Still performing as one of Talon’s dolls, still a perfect demon-slaying marionette. He wondered how soon she’d realise the truth of him and drive her sword-tip through his heart.
He didn’t answer her call; just lay clutching his stomach staring dazedly at the sky. Slowly, the pain ebbed away. Blaze wiped the sweat from his face and cautiously pushed himself to his feet.
The remains of the youkai lay in two neat powdery piles on the ground. The essence of the third remained suspended in the air as a cloud of coppery particles. The dust would eventually fall, likely onto cotton sheets. The city’s alchemists always knew where to find Blood Rain.
“Are you all right?” Asha asked.
Blaze brushed a soggy piece of newspaper from his shoulder and nodded. He’d worry over his body’s reaction to the calls of the other youkai later. Maybe it was just coincidence the two events had happened together.
Asha gave a crisp nod, then gracefully dipped onto one knee and scooped up a handful of the demon dust. She let it slowly sift between her gloved fingers before running her tongue over what remained upon the middle digit.
“Should you be doing that?” Blaze asked. There was a reason the stuff was illegal. It was highly addictive. A teaspoon’s worth purportedly enough to make a love slave of anyone.
Asha’s eyebrows twitched and the tiniest hint of amusement lit up her face. She turned her wrist and offered up her remaining fingers for him to suck clean.

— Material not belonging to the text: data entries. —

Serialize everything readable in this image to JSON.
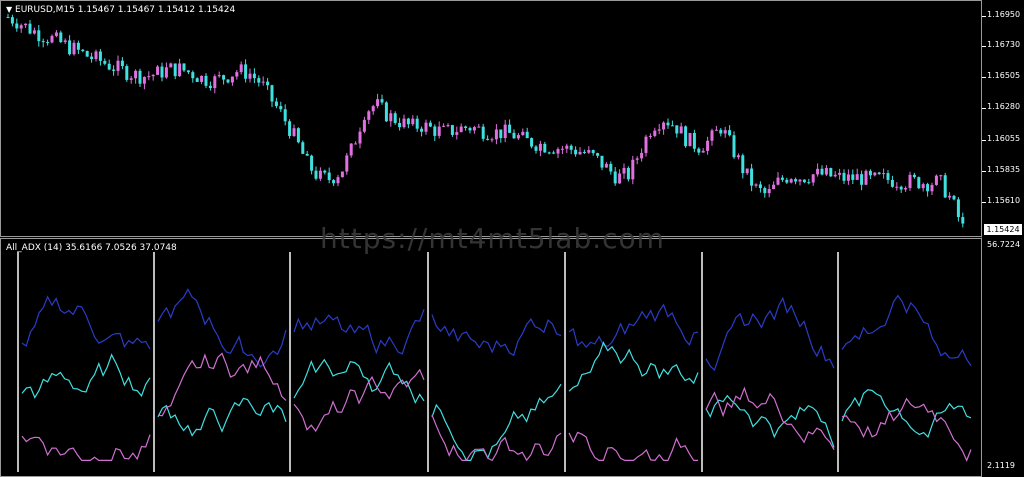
{
  "main_chart": {
    "symbol_title": "EURUSD,M15  1.15467 1.15467 1.15412 1.15424",
    "current_price": "1.15424",
    "price_ticks": [
      "1.16950",
      "1.16730",
      "1.16505",
      "1.16280",
      "1.16055",
      "1.15835",
      "1.15610"
    ],
    "bull_color": "#e070e0",
    "bear_color": "#40e0e0"
  },
  "indicator": {
    "title": "All_ADX (14) 35.6166 7.0526 37.0748",
    "max_label": "56.7224",
    "min_label": "2.1119",
    "panel_count": 7,
    "adx_color": "#2a3cc8",
    "plus_di_color": "#40e0e0",
    "minus_di_color": "#d070d0"
  },
  "watermark": "https://mt4mt5lab.com",
  "chart_data": [
    {
      "type": "candlestick",
      "title": "EURUSD,M15",
      "ylim": [
        1.1542,
        1.1697
      ],
      "close_path": [
        1.1692,
        1.1688,
        1.1683,
        1.1679,
        1.1676,
        1.1672,
        1.1668,
        1.1664,
        1.1661,
        1.1657,
        1.1654,
        1.1651,
        1.165,
        1.1652,
        1.1655,
        1.1655,
        1.1652,
        1.1648,
        1.1647,
        1.165,
        1.1654,
        1.1652,
        1.1645,
        1.1632,
        1.162,
        1.1605,
        1.1588,
        1.1578,
        1.1577,
        1.1583,
        1.16,
        1.1625,
        1.163,
        1.1622,
        1.1618,
        1.1614,
        1.1615,
        1.1612,
        1.161,
        1.1612,
        1.1614,
        1.1612,
        1.161,
        1.161,
        1.1608,
        1.1604,
        1.1602,
        1.16,
        1.1599,
        1.1598,
        1.1596,
        1.1592,
        1.1585,
        1.1578,
        1.158,
        1.1598,
        1.1615,
        1.162,
        1.1615,
        1.1605,
        1.16,
        1.1604,
        1.1614,
        1.1598,
        1.1582,
        1.157,
        1.1565,
        1.1575,
        1.158,
        1.1578,
        1.158,
        1.158,
        1.1578,
        1.1577,
        1.1578,
        1.1576,
        1.1577,
        1.1576,
        1.1575,
        1.1575,
        1.1574,
        1.1575,
        1.1562,
        1.1542
      ]
    },
    {
      "type": "line",
      "title": "All_ADX (14)",
      "ylim": [
        2.1119,
        56.7224
      ],
      "panels": 7
    }
  ]
}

Blaze took a wary step back.
“What are you worried about? Do you think I’ll be so overcome with lust I’ll have to pin you to that sofa and tear your clothes off? Credit me with some resilience, Blaze.”
Still hesitant, Blaze folded his arms across his chest and hugged his biceps. If he’d had boots on, he’d have stomped the damn demon dust into the cracks between the cobblestones, so that it couldn’t hurt anyone. The only thing Blood Rain had ever done was turn sensible men into sex-craved lunatics. “Asha,” he pleaded. How could a demon hunter be so blasé about tasting the stuff?
And yes, that’s exactly what he feared. Wasn’t that how this trouble had started in the first place? She’d licked his wounds clean and got high on the taste.
With a terse smile, she blew the remainder of the dust from her palm. “They were foot soldiers, not out for us specifically, just looking for an easy meal.”
“You can tell all that from one taste?”
“Believe me, Talon made sure I was a connoisseur. The high ups taste different. They smell different too.” She leaned in close and sniffed him. “None of them smell or taste like you.”